Venetoclax Boosts Progression-Free Survival in Myeloma Patients, but May Cause More Deaths

By Anne Harding

November 12, 2020

NEW YORK (Reuters Health) - The oral BCL-2 inhibitor venetoclax prolongs progression-free survival (PFS) in patients with relapsed or refractory multiple myeloma (MM), but at the cost of lower overall survival, a phase-3 trial suggests.

In subset analyses, however, patients with translocation t(11;14) and high BCL-2 expression appeared to reap the PFS benefit without increased mortality, researchers report in The Lancet Oncology.

"Addition of venetoclax to bortezomib and dexamethasone appears to improve the progression free survival and depth of response in relapsed myeloma," lead author Dr. Shaji K. Kumar of the Mayo Clinic in Rochester, Minnesota, the study's first author, told Reuters Health by email. "The benefit appears to be mostly in the t(11;14) subgroup of patients."

Between 15% and 20% of multiple myeloma patients have t(11;14), Dr. Kumar noted.

Venetoclax (VENCLEXTA, Abbvie and Genentech) has been approved by the U.S. Food and Drug Administration for treating chronic lymphocytic leukemia/small lymphocytic lymphoma and acute myeloid leukemia. The companies funded the trial and has financial ties to several authors, including Dr. Kumar.

In the BELLINI trial, 291 patients were randomly assigned 2:1 to 800 mg of venetoclax per day or placebo, along with bortezomib and dexamethasone. Patients received eight 21-day cycles of treatment followed by 35-day cycles until there was disease progression, intolerable toxicity or the patient withdrew.

Median follow-up was 18.7 months, and median progression-free survival (PFS) was 22.4 months with venetoclax and 11.5 months with placebo (hazard ratio, 0.63; P=0.01).

Treatment-emergent events included neutropenia, pneumonia, thrombocytopenia, anemia and diarrhea, and there were serious adverse events in 48% of the venetolax group and 50% of the placebo group.

Twenty-one percent of the patients on venetoclax died compared to 11% of those on placebo, with 7% and 1%, respectively, dying within 30 days of the last dose of study drug.
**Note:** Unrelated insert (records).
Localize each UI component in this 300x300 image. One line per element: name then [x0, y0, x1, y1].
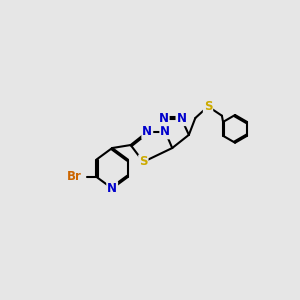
Text: N: N	[176, 112, 187, 125]
Text: Br: Br	[67, 170, 82, 183]
Text: N: N	[107, 182, 117, 195]
Text: S: S	[139, 155, 148, 168]
Text: N: N	[142, 125, 152, 138]
Text: N: N	[160, 125, 170, 138]
Text: N: N	[159, 112, 169, 125]
Text: S: S	[204, 100, 212, 113]
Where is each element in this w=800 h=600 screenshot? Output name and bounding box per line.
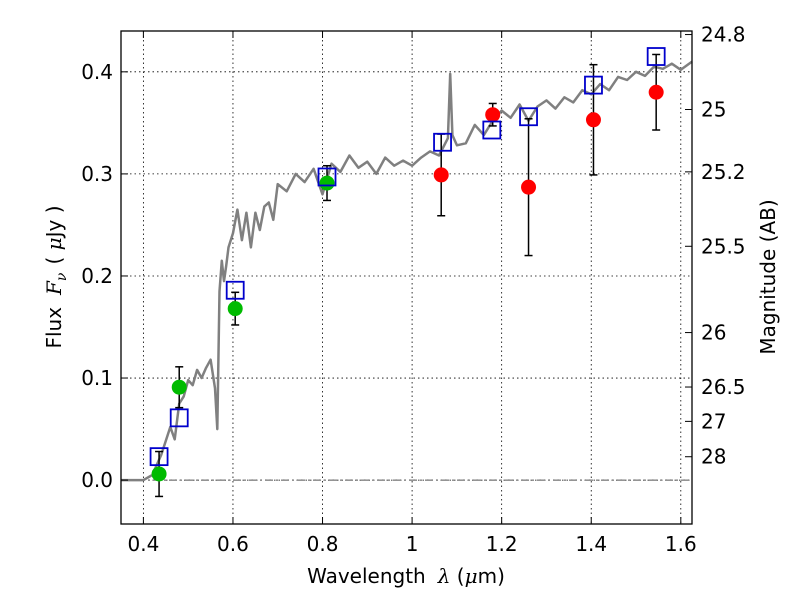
- y-axis-label-sub: ν: [54, 272, 70, 281]
- y-axis-label-prefix: Flux: [42, 307, 66, 349]
- x-tick-label: 1: [406, 532, 419, 556]
- optical-photometry-point: [319, 175, 335, 191]
- model-box: [225, 280, 245, 300]
- near-infrared-photometry-point: [648, 84, 664, 100]
- x-tick-label: 1.4: [575, 532, 607, 556]
- magnitude-tick-label: 25: [701, 98, 726, 122]
- y-axis-label: Flux Fν ( μJy ): [42, 205, 70, 348]
- magnitude-tick-label: 25.5: [701, 234, 746, 258]
- magnitude-tick-label: 28: [701, 445, 726, 469]
- optical-photometry-point: [227, 301, 243, 317]
- y-tick-label: 0.2: [81, 264, 113, 288]
- y-tick-label: 0.3: [81, 162, 113, 186]
- plot-frame: [120, 30, 693, 525]
- magnitude-axis-label: Magnitude (AB): [756, 199, 780, 354]
- near-infrared-photometry-point: [521, 179, 537, 195]
- model-box: [149, 447, 169, 467]
- x-axis-label-symbol: λ: [437, 564, 451, 588]
- x-tick-label: 0.6: [217, 532, 249, 556]
- model-box: [169, 408, 189, 428]
- magnitude-tick-label: 25.2: [701, 160, 746, 184]
- model-box: [584, 75, 603, 95]
- spectrum-series: [121, 60, 693, 482]
- error-bars: [155, 53, 661, 498]
- y-axis-label-unit-mu: μ: [42, 237, 66, 250]
- magnitude-tick-label: 26.5: [701, 375, 746, 399]
- x-tick-label: 1.2: [486, 532, 518, 556]
- x-axis-label-unit-mu: μ: [465, 564, 478, 588]
- grid: [121, 31, 692, 524]
- y-tick-label: 0.1: [81, 366, 113, 390]
- x-axis-label-unit-open: (: [450, 564, 464, 588]
- magnitude-tick-label: 24.8: [701, 23, 746, 47]
- y-axis-label-unit-rest: Jy ): [42, 205, 66, 239]
- y-axis-label-unit-open: (: [42, 250, 66, 264]
- y-tick-label: 0.4: [81, 60, 113, 84]
- model-box: [433, 132, 452, 152]
- y-axis-label-symbol: F: [42, 280, 66, 296]
- optical-photometry-point: [151, 466, 167, 482]
- x-axis-label-prefix: Wavelength: [307, 564, 426, 588]
- near-infrared-photometry-point: [585, 112, 601, 128]
- x-tick-label: 0.8: [307, 532, 339, 556]
- x-tick-label: 0.4: [127, 532, 159, 556]
- x-axis-label: Wavelength λ (μm): [307, 564, 505, 588]
- x-tick-label: 1.6: [665, 532, 697, 556]
- model-box: [646, 47, 666, 66]
- x-ticks: 0.4 0.6 0.8 1 1.2 1.4 1.6: [127, 31, 697, 556]
- model-box: [317, 167, 337, 187]
- magnitude-tick-label: 27: [701, 409, 726, 433]
- near-infrared-photometry-point: [485, 107, 501, 123]
- spectrum-line: [121, 60, 693, 482]
- x-axis-label-unit-rest: m): [478, 564, 505, 588]
- model-box: [519, 107, 538, 127]
- model-box: [482, 120, 502, 140]
- magnitude-tick-label: 26: [701, 321, 726, 345]
- optical-photometry-point: [171, 379, 187, 395]
- y-ticks: 0.0 0.1 0.2 0.3 0.4: [81, 60, 128, 492]
- model-boxes: [149, 47, 666, 467]
- data-points: [151, 84, 664, 482]
- near-infrared-photometry-point: [433, 167, 449, 183]
- y-tick-label: 0.0: [81, 468, 113, 492]
- magnitude-ticks: 24.8 25 25.2 25.5 26 26.5 27 28: [685, 23, 746, 469]
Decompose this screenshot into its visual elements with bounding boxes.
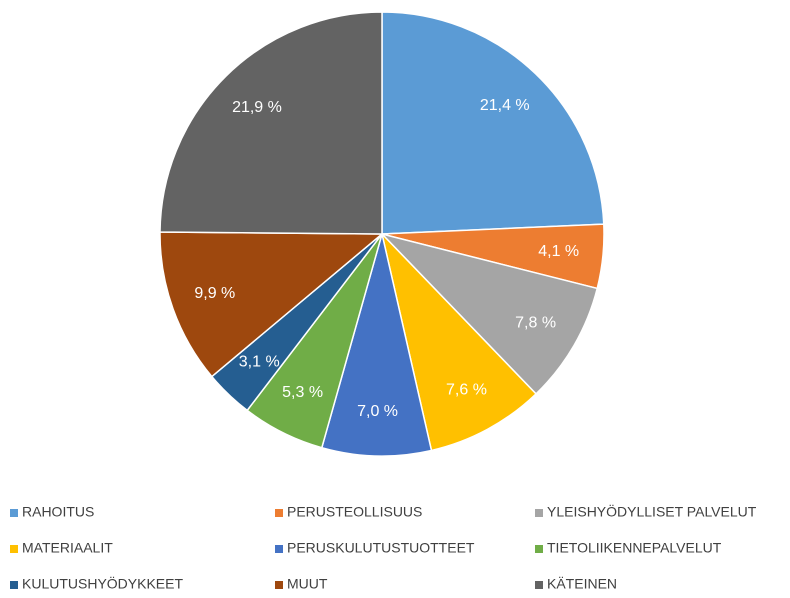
legend-label: KULUTUSHYÖDYKKEET — [22, 575, 183, 592]
data-label: 7,0 % — [357, 403, 398, 420]
legend-label: TIETOLIIKENNEPALVELUT — [547, 540, 722, 556]
data-label: 3,1 % — [239, 354, 280, 371]
data-label: 7,6 % — [446, 381, 487, 398]
legend-label: RAHOITUS — [22, 504, 94, 520]
pie-slice — [159, 11, 383, 235]
legend-swatch — [10, 581, 18, 589]
legend-label: PERUSTEOLLISUUS — [287, 504, 422, 520]
pie-slice — [159, 231, 385, 378]
legend-label: YLEISHYÖDYLLISET PALVELUT — [547, 503, 757, 520]
legend-label: PERUSKULUTUSTUOTTEET — [287, 540, 475, 556]
data-label: 9,9 % — [194, 285, 235, 302]
data-label: 4,1 % — [538, 243, 579, 260]
legend-swatch — [275, 509, 283, 517]
pie-slice — [320, 233, 433, 457]
legend-label: MUUT — [287, 576, 328, 592]
legend-swatch — [535, 581, 543, 589]
pie-slice — [379, 232, 599, 395]
data-label: 21,9 % — [232, 99, 282, 116]
legend-swatch — [10, 545, 18, 553]
legend-swatch — [275, 545, 283, 553]
pie-slice — [380, 231, 538, 452]
data-label: 21,4 % — [480, 97, 530, 114]
legend-swatch — [10, 509, 18, 517]
legend-swatch — [275, 581, 283, 589]
legend-label: KÄTEINEN — [547, 576, 617, 592]
data-label: 5,3 % — [282, 384, 323, 401]
legend-swatch — [535, 545, 543, 553]
legend-label: MATERIAALIT — [22, 540, 113, 556]
legend-swatch — [535, 509, 543, 517]
pie-slice — [381, 11, 605, 235]
data-label: 7,8 % — [515, 314, 556, 331]
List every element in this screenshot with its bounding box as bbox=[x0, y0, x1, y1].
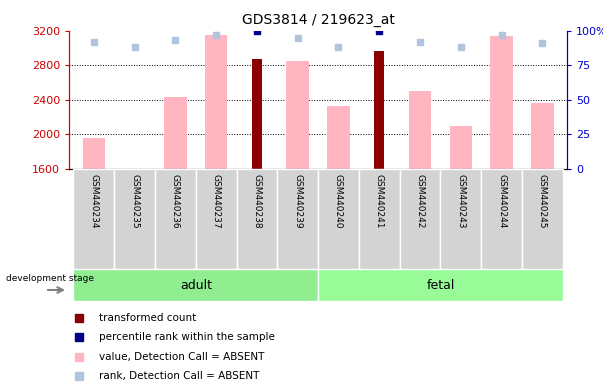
Bar bbox=[205, 35, 227, 169]
Text: GSM440241: GSM440241 bbox=[374, 174, 384, 228]
Bar bbox=[236, 169, 277, 269]
Text: percentile rank within the sample: percentile rank within the sample bbox=[99, 332, 275, 342]
Text: GSM440240: GSM440240 bbox=[334, 174, 343, 228]
Bar bbox=[124, 169, 146, 170]
Text: rank, Detection Call = ABSENT: rank, Detection Call = ABSENT bbox=[99, 371, 259, 381]
Text: value, Detection Call = ABSENT: value, Detection Call = ABSENT bbox=[99, 352, 265, 362]
Bar bbox=[114, 169, 155, 269]
Text: GSM440235: GSM440235 bbox=[130, 174, 139, 228]
Text: GSM440242: GSM440242 bbox=[415, 174, 425, 228]
Text: GSM440239: GSM440239 bbox=[293, 174, 302, 228]
Text: GSM440236: GSM440236 bbox=[171, 174, 180, 228]
Bar bbox=[327, 106, 350, 169]
Bar bbox=[164, 97, 186, 169]
Bar bbox=[481, 169, 522, 269]
Bar bbox=[318, 269, 563, 301]
Text: adult: adult bbox=[180, 279, 212, 291]
Bar bbox=[359, 169, 400, 269]
Text: development stage: development stage bbox=[5, 274, 93, 283]
Title: GDS3814 / 219623_at: GDS3814 / 219623_at bbox=[242, 13, 394, 27]
Bar bbox=[277, 169, 318, 269]
Bar bbox=[74, 169, 114, 269]
Text: GSM440237: GSM440237 bbox=[212, 174, 221, 228]
Bar bbox=[196, 169, 236, 269]
Text: transformed count: transformed count bbox=[99, 313, 197, 323]
Bar bbox=[400, 169, 440, 269]
Bar bbox=[490, 36, 513, 169]
Bar bbox=[286, 61, 309, 169]
Text: GSM440245: GSM440245 bbox=[538, 174, 547, 228]
Bar bbox=[522, 169, 563, 269]
Bar bbox=[83, 138, 105, 169]
Text: GSM440244: GSM440244 bbox=[497, 174, 506, 228]
Bar bbox=[74, 269, 318, 301]
Bar bbox=[409, 91, 431, 169]
Bar bbox=[374, 51, 384, 169]
Text: fetal: fetal bbox=[426, 279, 455, 291]
Text: GSM440243: GSM440243 bbox=[456, 174, 466, 228]
Bar bbox=[155, 169, 196, 269]
Bar bbox=[531, 103, 554, 169]
Bar bbox=[252, 59, 262, 169]
Text: GSM440234: GSM440234 bbox=[89, 174, 98, 228]
Bar bbox=[318, 169, 359, 269]
Bar bbox=[450, 126, 472, 169]
Text: GSM440238: GSM440238 bbox=[253, 174, 262, 228]
Bar bbox=[440, 169, 481, 269]
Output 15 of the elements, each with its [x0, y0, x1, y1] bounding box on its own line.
Eight fatal infections occurred with venetoclax, while there were none in the placebo group. Three deaths in the venetoclax group were considered treatment related versus none in the placebo group.

Among patients with either t(11;14) or high BCL2 gene expression or both, median PFS was not reached, while it was 9.9 months with placebo (hazard ratio, 0.21; P<0.0001). For patients without t(11;14) and low BCL2 expression, there was no significant difference in median PFS between those on venetoclax or placebo.

"In the patients with t(11;14), clinical trials are exploring how best to use this drug and which particular combinations with other myeloma drugs may have the maximum impact on outcomes," Dr. Kumar said.

Patients with myeloma cells expressing high levels of BCL2 appear to benefit from the drug regardless of whether they have t(11;14), he added, and efforts are underway to find a clinically useable biomarker test to identify them.

"The utility of venetoclax in earlier stages of disease such a smoldering multiple myeloma, as well as related disorders such as plasma cell leukemia and light chain amyloidosis, both of which have high proportion of patients with t(11;14) is being explored as well," he said.

"Given the findings from the BELLINI trial, it is important that patients on venetoclax treatment for multiple myeloma are followed very closely for risk of toxicities such as infections. Antibiotic prophylaxis is recommended for these patients. Physicians are encouraged to enroll these patients in clinical trials which will allow us to learn more about this drug," Dr. Kumar concluded.

"For the first time, we have precision medicine in myeloma," Dr. Irene Ghobrial of Dana Farber Cancer Institute and Harvard Medical School in Boston told Reuters Health in a telephone interview. Dr. Ghobrial wrote an editorial accompanying the study.

"Selecting the subgroup of patients who will benefit from therapy is important, and selecting the patients who won't benefit and may be harmed is also important," she added.

Dr. Ghobrial noted that t(11;14) is prevalent in Black Americans with multiple myeloma, so venetoclax may be especially beneficial for this population.

"Oncologists now will look at cytogenetics and fluorescence in situ hybridisation in multiple myeloma through a new lens, not only as prognostic markers, but also as biomarkers for therapeutic decisions," she writes in the editorial. "One hopes that this will translate into therapies for other genomic alterations in multiple myeloma, which, until now, were deemed untargetable."